Comment 10 Steffen Pingel

2013-02-02 17:44:45 EST

I have merged the change to restore the old behavior. We can reopen this bug if necessary once we look into decoupling fetching of change sets from the editor.

Comment 11 Steffen Pingel

2013-02-02 17:46:20 EST

*** Bug 399697 has been marked as a duplicate of this bug. ***

Comment 12 Sam Davis

2013-02-04 13:37:41 EST

(In reply to comment #9)
> Yeah... It's a cost/benefit between a) the performance regression against b) the
> UI confusion for users who can't figure out why their patch set contents aren't
> being shown, and you're saying a) is better.
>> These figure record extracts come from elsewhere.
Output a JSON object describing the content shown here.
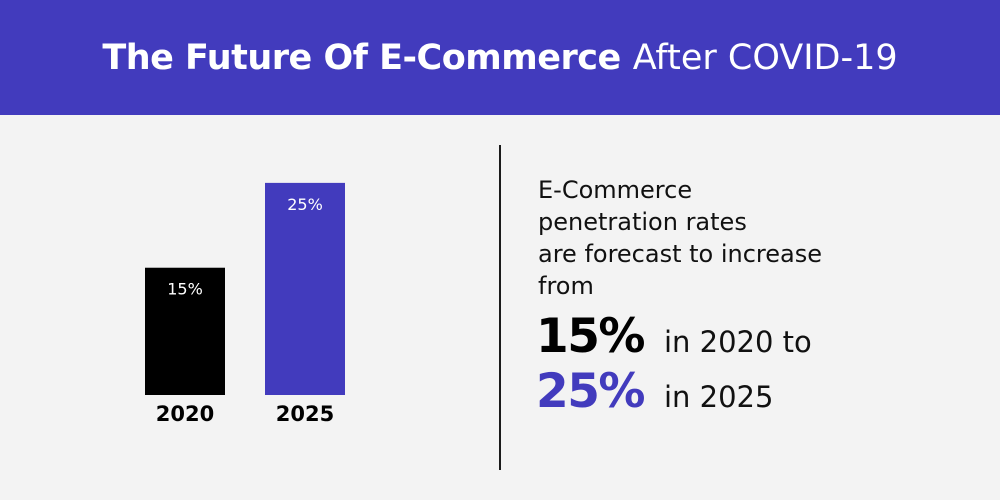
{
  "header": {
    "title_bold": "The Future Of E-Commerce",
    "title_light": "After COVID-19"
  },
  "chart_data": {
    "type": "bar",
    "categories": [
      "2020",
      "2025"
    ],
    "values": [
      15,
      25
    ],
    "data_labels": [
      "15%",
      "25%"
    ],
    "title": "",
    "xlabel": "",
    "ylabel": "",
    "ylim": [
      0,
      33
    ],
    "grid": false,
    "colors": [
      "#000000",
      "#423bbd"
    ]
  },
  "description": {
    "lines": [
      "E-Commerce",
      "penetration rates",
      "are forecast to increase",
      "from"
    ],
    "stat1": {
      "value": "15%",
      "text": "in 2020 to"
    },
    "stat2": {
      "value": "25%",
      "text": "in 2025"
    }
  },
  "colors": {
    "accent": "#423bbd",
    "background": "#f3f3f3",
    "text": "#111111"
  }
}
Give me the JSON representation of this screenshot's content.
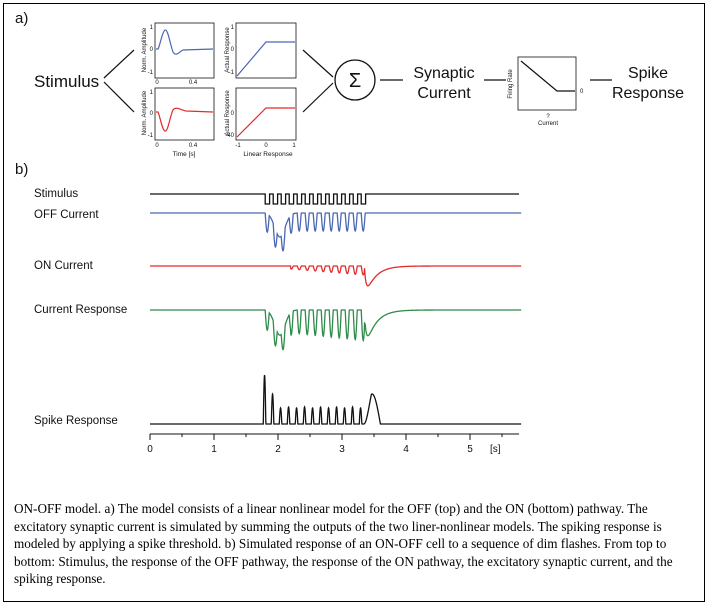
{
  "panel_a": {
    "label": "a)",
    "stimulus_label": "Stimulus",
    "sum_symbol": "Σ",
    "synaptic_label_1": "Synaptic",
    "synaptic_label_2": "Current",
    "spike_label_1": "Spike",
    "spike_label_2": "Response",
    "top_filter": {
      "ylabel": "Norm. Amplitude",
      "yticks": [
        "1",
        "0",
        "-1"
      ],
      "xticks": [
        "0",
        "0.4"
      ]
    },
    "top_nonlin": {
      "ylabel": "Actual Response",
      "yticks": [
        "1",
        "0",
        "-1"
      ],
      "xticks": []
    },
    "bottom_filter": {
      "ylabel": "Norm. Amplitude",
      "yticks": [
        "1",
        "0",
        "-1"
      ],
      "xticks": [
        "0",
        "0.4"
      ],
      "xlabel": "Time [s]"
    },
    "bottom_nonlin": {
      "ylabel": "Actual Response",
      "yticks": [
        "0",
        "-40"
      ],
      "xticks": [
        "-1",
        "0",
        "1"
      ],
      "xlabel": "Linear Response"
    },
    "firing_plot": {
      "ylabel": "Firing Rate",
      "xlabel": "Current",
      "xtick": "?",
      "ytick": "0"
    }
  },
  "panel_b": {
    "label": "b)",
    "traces": [
      {
        "name": "Stimulus",
        "color": "#111111"
      },
      {
        "name": "OFF Current",
        "color": "#4a67b3"
      },
      {
        "name": "ON Current",
        "color": "#e32b2b"
      },
      {
        "name": "Current Response",
        "color": "#2e8b4a"
      },
      {
        "name": "Spike Response",
        "color": "#111111"
      }
    ],
    "time_axis": {
      "ticks": [
        "0",
        "1",
        "2",
        "3",
        "4",
        "5"
      ],
      "unit": "[s]"
    }
  },
  "caption": "ON-OFF model. a) The model consists of a linear nonlinear model for the OFF (top) and the ON (bottom) pathway. The excitatory synaptic current is simulated by summing the outputs of the two liner-nonlinear models. The spiking response is modeled by applying a spike threshold. b) Simulated response of an ON-OFF cell to a sequence of dim flashes. From top to bottom: Stimulus, the response of the OFF pathway, the response of the ON pathway, the excitatory synaptic current, and the spiking response."
}
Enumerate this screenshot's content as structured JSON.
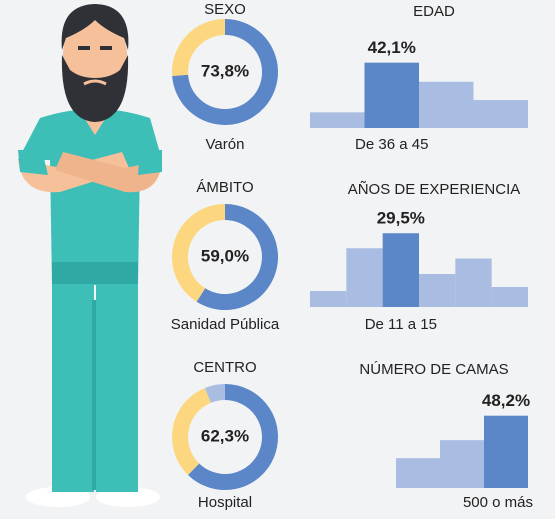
{
  "chart_data": [
    {
      "type": "pie",
      "title": "SEXO",
      "categories": [
        "Varón",
        null
      ],
      "values": [
        73.8,
        26.2
      ],
      "value_labels": [
        "73,8%",
        null
      ],
      "colors": [
        "#5b86c8",
        "#fcd77f"
      ]
    },
    {
      "type": "pie",
      "title": "ÁMBITO",
      "categories": [
        "Sanidad Pública",
        null
      ],
      "values": [
        59.0,
        41.0
      ],
      "value_labels": [
        "59,0%",
        null
      ],
      "colors": [
        "#5b86c8",
        "#fcd77f"
      ]
    },
    {
      "type": "pie",
      "title": "CENTRO",
      "categories": [
        "Hospital",
        null,
        null
      ],
      "values": [
        62.3,
        31.5,
        6.2
      ],
      "value_labels": [
        "62,3%",
        null,
        null
      ],
      "colors": [
        "#5b86c8",
        "#fcd77f",
        "#a9bde3"
      ]
    },
    {
      "type": "bar",
      "title": "EDAD",
      "categories": [
        null,
        "De 36 a 45",
        null,
        null
      ],
      "values": [
        10.1,
        42.1,
        29.8,
        18.0
      ],
      "value_labels": [
        null,
        "42,1%",
        null,
        null
      ],
      "colors": [
        "#a9bde3",
        "#5b86c8",
        "#a9bde3",
        "#a9bde3"
      ],
      "ylim": [
        0,
        58
      ]
    },
    {
      "type": "bar",
      "title": "AÑOS DE EXPERIENCIA",
      "categories": [
        null,
        null,
        "De 11 a 15",
        null,
        null,
        null
      ],
      "values": [
        6.4,
        23.5,
        29.5,
        13.2,
        19.4,
        8.0
      ],
      "value_labels": [
        null,
        null,
        "29,5%",
        null,
        null,
        null
      ],
      "colors": [
        "#a9bde3",
        "#a9bde3",
        "#5b86c8",
        "#a9bde3",
        "#a9bde3",
        "#a9bde3"
      ],
      "ylim": [
        0,
        36
      ]
    },
    {
      "type": "bar",
      "title": "NÚMERO DE CAMAS",
      "categories": [
        null,
        null,
        "500 o más"
      ],
      "values": [
        19.9,
        31.9,
        48.2
      ],
      "value_labels": [
        null,
        null,
        "48,2%"
      ],
      "colors": [
        "#a9bde3",
        "#a9bde3",
        "#5b86c8"
      ],
      "ylim": [
        0,
        60
      ]
    }
  ]
}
It sort of makes a lot of the
> features of the review navigator pointless for now, but I can both sides.

Perhaps it would be worth adding a button in the navigator to fetch all patch sets as an interim solution.

Comment 13 Miles Parker

2013-02-04 13:55:03 EST

(In reply to comment #12)
> (In reply to comment #9)
> Perhaps it would be worth adding a button in the navigator to fetch all patch
> sets as an interim solution.

Yeah, I think Steffen suggested something like that above. And we might want that in any case. But I don't think it makes sense to go through the excercise of coupling back to the editor at this point. Hopefully we'll get that remote API etc.. in soon enough to render the issue moot!